To the outsider, Eugene appears a baffling choice to host America’s first world athletics championships. Especially when its population is only 170,000.

But this is where the American jogging craze was born in the 1960s, when the Oregon coach Bill Bowerman introduced it to the masses after a trip to New Zealand. It was Bowerman who then set up Nike, whose owner, Phil Knight, has largely funded the shiny new Hayward Field stadium.

If you build it, people will come, goes the line from Field of Dreams. That soon will be put to the test.

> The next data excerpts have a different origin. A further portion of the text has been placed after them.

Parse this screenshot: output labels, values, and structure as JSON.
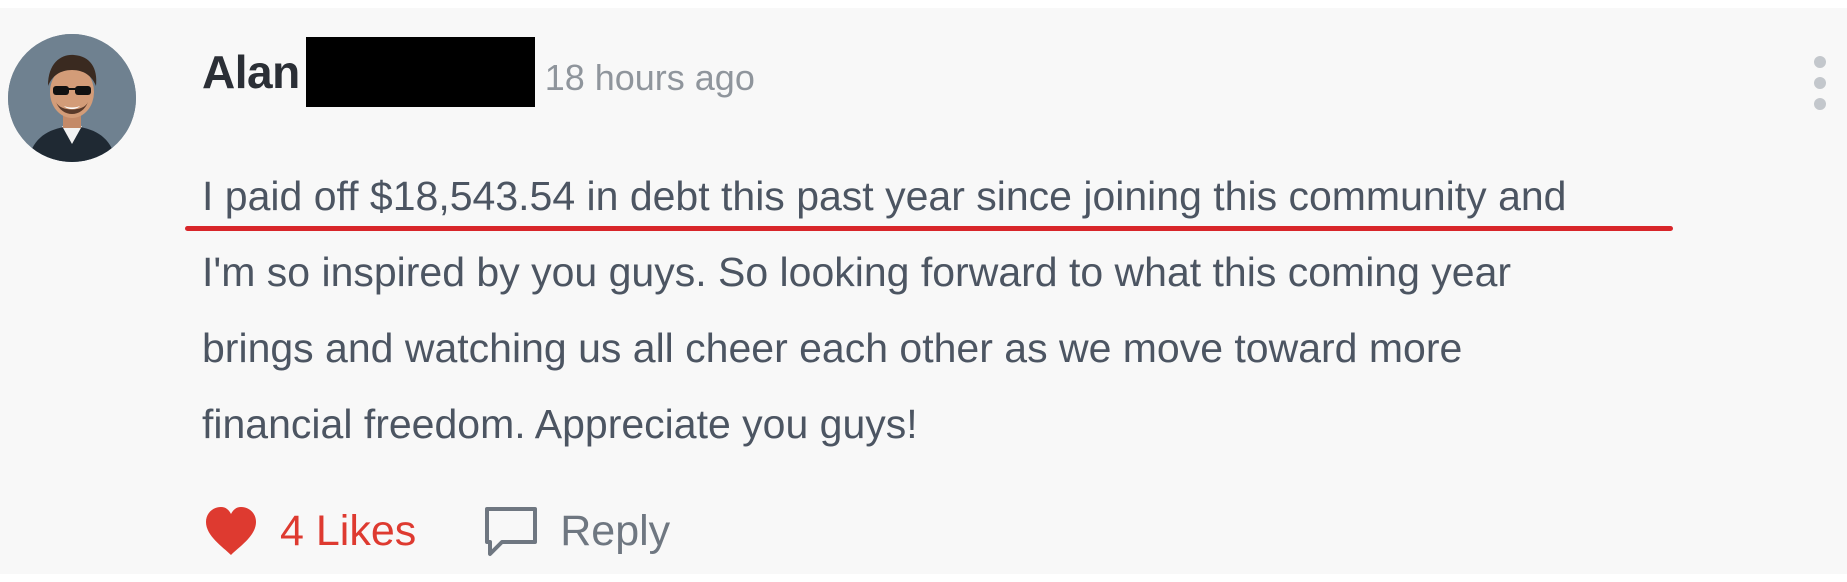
{
  "comment": {
    "author": {
      "name": "Alan",
      "avatar_icon": "user-avatar-photo"
    },
    "timestamp": "18 hours ago",
    "more_menu_icon": "vertical-ellipsis-icon",
    "body_lines": [
      "I paid off $18,543.54 in debt this past year since joining this community and",
      "I'm so inspired by you guys. So looking forward to what this coming year",
      "brings and watching us all cheer each other as we move toward more",
      "financial freedom. Appreciate you guys!"
    ],
    "actions": {
      "like_icon": "heart-icon",
      "likes_label": "4 Likes",
      "reply_icon": "speech-bubble-icon",
      "reply_label": "Reply"
    }
  },
  "colors": {
    "like_accent": "#de3a30",
    "annotation_underline": "#d8262a",
    "body_text": "#4c5562",
    "muted_text": "#8f959c",
    "card_background": "#f8f8f8"
  }
}
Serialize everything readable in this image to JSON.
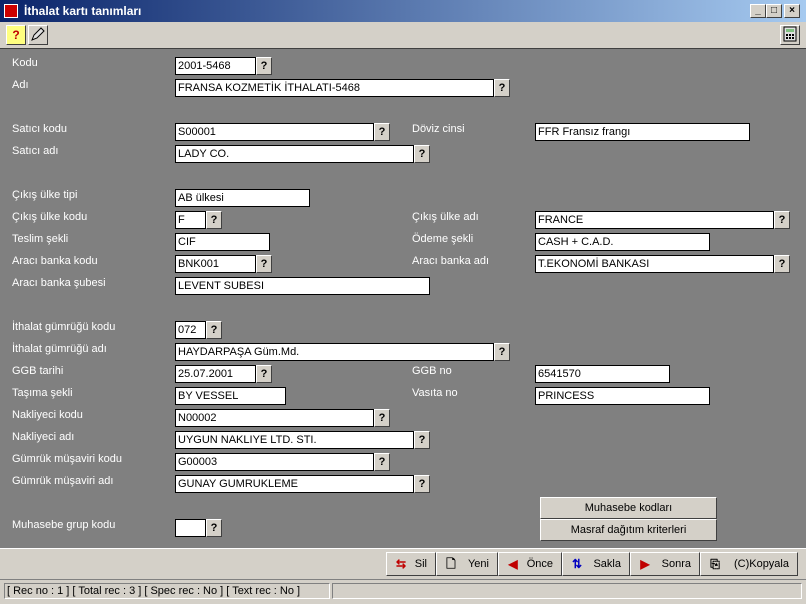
{
  "window": {
    "title": "İthalat kartı tanımları"
  },
  "toolbar": {
    "help_icon": "?"
  },
  "fields": {
    "kodu": {
      "label": "Kodu",
      "value": "2001-5468"
    },
    "adi": {
      "label": "Adı",
      "value": "FRANSA KOZMETİK İTHALATI-5468"
    },
    "satici_kodu": {
      "label": "Satıcı kodu",
      "value": "S00001"
    },
    "doviz_cinsi": {
      "label": "Döviz cinsi",
      "value": "FFR Fransız frangı"
    },
    "satici_adi": {
      "label": "Satıcı adı",
      "value": "LADY CO."
    },
    "cikis_ulke_tipi": {
      "label": "Çıkış ülke tipi",
      "value": "AB ülkesi"
    },
    "cikis_ulke_kodu": {
      "label": "Çıkış ülke kodu",
      "value": "F"
    },
    "cikis_ulke_adi": {
      "label": "Çıkış ülke adı",
      "value": "FRANCE"
    },
    "teslim_sekli": {
      "label": "Teslim şekli",
      "value": "CIF"
    },
    "odeme_sekli": {
      "label": "Ödeme şekli",
      "value": "CASH + C.A.D."
    },
    "araci_banka_kodu": {
      "label": "Aracı banka kodu",
      "value": "BNK001"
    },
    "araci_banka_adi": {
      "label": "Aracı banka adı",
      "value": "T.EKONOMİ BANKASI"
    },
    "araci_banka_subesi": {
      "label": "Aracı banka şubesi",
      "value": "LEVENT SUBESI"
    },
    "ithalat_gumrugu_kodu": {
      "label": "İthalat gümrüğü kodu",
      "value": "072"
    },
    "ithalat_gumrugu_adi": {
      "label": "İthalat gümrüğü adı",
      "value": "HAYDARPAŞA Güm.Md."
    },
    "ggb_tarihi": {
      "label": "GGB tarihi",
      "value": "25.07.2001"
    },
    "ggb_no": {
      "label": "GGB no",
      "value": "6541570"
    },
    "tasima_sekli": {
      "label": "Taşıma şekli",
      "value": "BY VESSEL"
    },
    "vasita_no": {
      "label": "Vasıta no",
      "value": "PRINCESS"
    },
    "nakliyeci_kodu": {
      "label": "Nakliyeci kodu",
      "value": "N00002"
    },
    "nakliyeci_adi": {
      "label": "Nakliyeci adı",
      "value": "UYGUN NAKLIYE LTD. STI."
    },
    "gumruk_musaviri_kodu": {
      "label": "Gümrük müşaviri kodu",
      "value": "G00003"
    },
    "gumruk_musaviri_adi": {
      "label": "Gümrük müşaviri adı",
      "value": "GUNAY GUMRUKLEME"
    },
    "muhasebe_grup_kodu": {
      "label": "Muhasebe grup kodu",
      "value": ""
    }
  },
  "lookup_label": "?",
  "side_buttons": {
    "muhasebe": "Muhasebe kodları",
    "masraf": "Masraf dağıtım kriterleri"
  },
  "actions": {
    "sil": "Sil",
    "yeni": "Yeni",
    "once": "Önce",
    "sakla": "Sakla",
    "sonra": "Sonra",
    "kopyala": "(C)Kopyala"
  },
  "status": {
    "text": "[ Rec no :     1 ] [ Total rec :     3 ] [ Spec rec : No ] [ Text rec : No ]"
  }
}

The good news for organisers is that the event should start with a bang, with one of the few well-known US athletes, the 36-year-old Allyson Felix, expected to win the final medal of a glittering career in the mixed 4x400m relay on day one.

Then it will be up to others to pick up the baton, such as the 22-year-old Sydney McLaughlin, who last month shattered her own world record in the 400m hurdles in an extraordinary 51.41 seconds, and the 18-year-old Erriyon Knighton, who has run the 200m faster than Usain Bolt did at the same age.

The mission, says the World Athletics president, Sebastian Coe, is clear: to win fresh hearts and minds. “This is a very important market place for us, it’s the largest sports market in the world and we need to be there in higher profile,” he says. “We don’t want to come out of the world championships in Oregon without a very defined footprint for our sport in that country.”